TRUST YOUR JUDGEMENT
Listen to yourself and trust your opinions. As a parent, you have the right to decide. The more clearly you show your teenager what you expect, the easier it is for your teenager to accept it.
If you say ”No” to something, explain why you’re doing so. It’s not about your child deciding whether you’re right or wrong: it’s about helping them understand that you’re not saying “No” just for the sake of saying it.
"If your parents just say OK all the time, they don’t really care".
Elina, aged 15, Örebro
Teenagers are busy developing their own opinions, so it’s important that they know what their parents think. The best thing you can do is to stand by what you believe and tell them why you want things to be a particular way. Over and over again, if necessary. ‘
It’s not the end of the world if you fall out in the heat of the moment. It can sometimes be good to get things off your chest and it’s also a way for teenagers to understand where you draw the line.
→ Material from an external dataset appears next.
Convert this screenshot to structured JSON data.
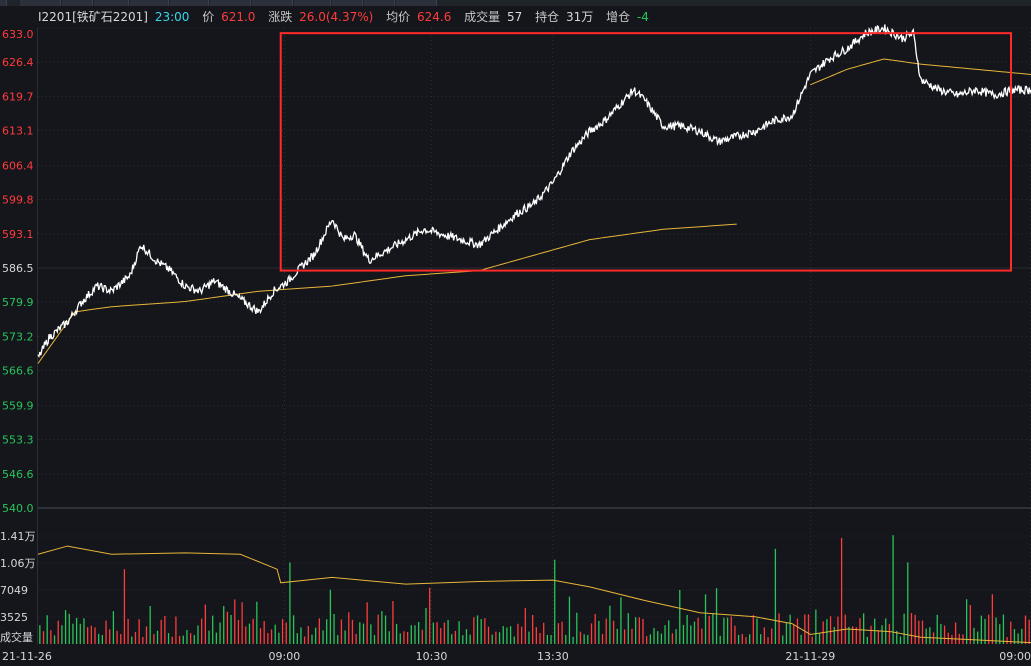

"Getting whatever you want all the time doesn’t make you happier. You have to long for some things, too".
Eddie, aged 15, Umeå
IF IN DOUBT, THINK ABOUT IT
If your teenager asks you something and you’re not really certain what you really think, you can try saying that you’d like to think about that before answering. This shows your child that you’re taking their question seriously and, at the same time, that it isn’t always easy taking a stand on different issues.
It’s sometimes a good idea to talk it over with someone else too – maybe another parent – in order to gain some perspective.
YOU’RE A PARENT, NOT A FRIEND
Letting things slide doesn’t make you a nicer parent. Teenagers don’t need another friend: they need an adult they can rely on.